Jeff Weiner stated that the acquisition will now pave the way how the world works. The initial agreements stated that LinkedIn will keep its branding, and it will become a part of Microsoft’s productivity and business processes segment.
Considered as a win-win situation for both Microsoft and LinkedIn. The acquisition now gives LinkedIn bigger reach and potential developments on Microsoft’s large software ecosystem.
Microsoft was obviously interested in LinkedIn’s massive social network of 433 million business members across 200 countries as a mouthwatering prospect. This member (and related user data) land grab would also help align Microsoft products with corporate objectives and responsibilities.
Nadella says that Microsoft’s needs have significantly evolved, and the age of the old PC/Windows/Office model is ending. A company adding the biggest business community platform to its portfolio that is sold to large business groups would be a wise strategic move.
LinkedIn’s problems with user, revenue growth, and a dropping share price have just been void by the acquisition and more probably will secure a new stronger future to close the gap on it’s competitions.
There appears to be a lot of opportunities for both Microsoft and LinkedIn.
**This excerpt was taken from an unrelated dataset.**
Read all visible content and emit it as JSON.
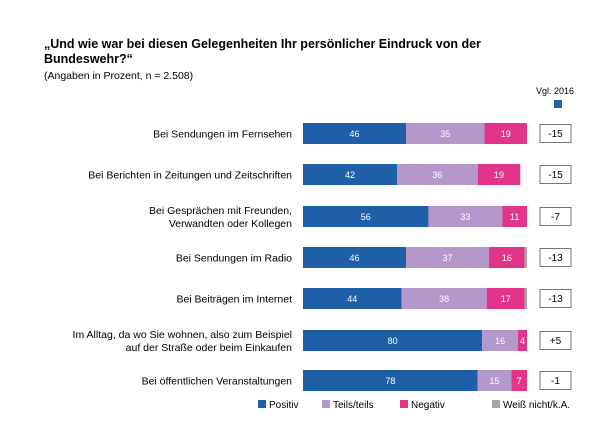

Given the situation, many companies are now thinking if the merger now becomes a catalyst for other companies to do the same.
Twitter now has 310 million visitors a month, but its growth has been noticably decreasing. This decline in growth can push Twitter to a tough spot.
As mentioned, companies who are looking for better ways might also do the same. Twitter could go for desperate measures that would unleash its potential and Google could be a potential buyer considering the struggles that they are experiencing with Google+. A deal of this magnitude might be looming soon.